I was glad to see the Evening Standard campaign to highlight the issue of youth unemployment this week. Organisations like City Gateway, who were highlighted in the paper, are doing great work to get young people from tough backgrounds into work, and they are bringing big employers along with them.
BITC also focus on this, with our work in schools and work inclusion, alongside the Princes Trust who do so much to bring hope to young people.
Race for Opportunity is a part of the conversation on youth unemployment because currently, BAME (Black, Asian and Minority Ethnic) young people are twice as likely to be out of work as their white counterparts.
We are at real risk of a lost generation. Those leaving school and university can’t find jobs. Being from a Black, Asian or minority ethnic background means you are even more likely to get left behind. Long term unemployment has a long term impact on progression and pay – even when you do get a job, the disconnection with the job market makes it hard to catch up. I have three asks for business on tackling youth unemployment:
Be a mentor – anyone can be one. You don’t have to be BAME! Workplaces are filled with skilled people who can help with mentoring, reading, being role models, careers advice, and much more.

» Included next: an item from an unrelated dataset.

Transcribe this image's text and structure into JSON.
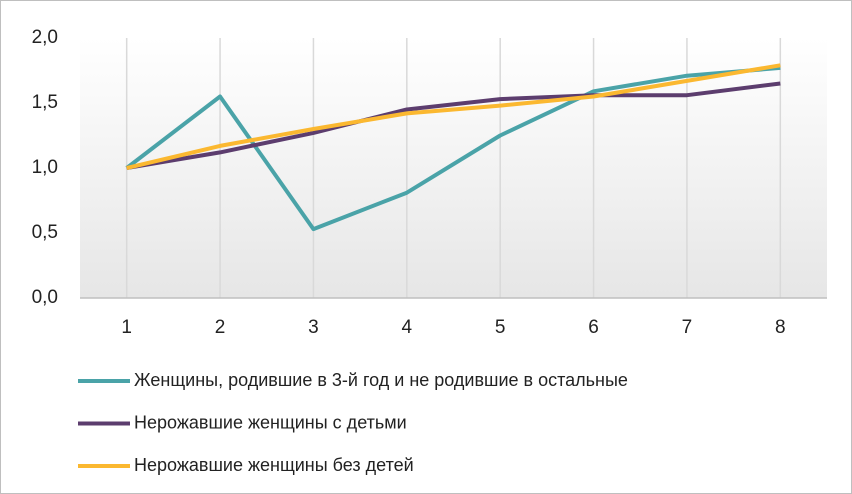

Consider paid apprenticeships and work experience schemes. These are long-term commitments bring real commercial rewards to business.
Be mindful of diversity. Monitor the take-up of these programmes and their outcomes. If a particular apprenticeship or work experience scheme doesn’t have any ethnic minority participants, then it isn’t reflective of society in the UK.
Now when one in three schools has no plan to deliver careers advice, the future of our young people contains increasing challenges. Where else can they turn to for career advice or support, whether it’s to ask about what subjects to study for a specific career, how to get an apprenticeship or for general advice on the career pathways open to them? Here’s a place where people already in work can be a great help!
With avenues of advisory support being increasingly off and youth unemployment on the rise, I believe businesses have a responsibility to start reaching out to disconnected groups of young people early on. Businesses should encourage employees to become involved as part of their commitment to responsible business practice.
This is very much about businesses recognising that talent and long-term commercial returns can be found in the most diverse people and places, including the untapped potential of our ethnic minority and white young people. And this potential can only be achieved through long-term strategy and commitment. Some businesses that are committed to a diverse and inclusive workforce are already taking action to reach out to diverse and hard to reach groups, but in my view, there is much more that can be done!
Race for Opportunity is determined to keep on highlighting the need to address youth unemployment. We want to hear how these issues have affected you. We’ll soon be asking business leaders, employees, young people, and anyone with a story to share their message through a short video or through twitter. If you’ve got a story, tell it to us!
At the RfO Awards Dinner 2012 we will be revealing the first of these videos from some of the UK’s most senior business leaders. All I ask of you all now, is to start thinking about what your message or commitment will be towards tackling youth unemployment.
By collaborating, we will find solutions.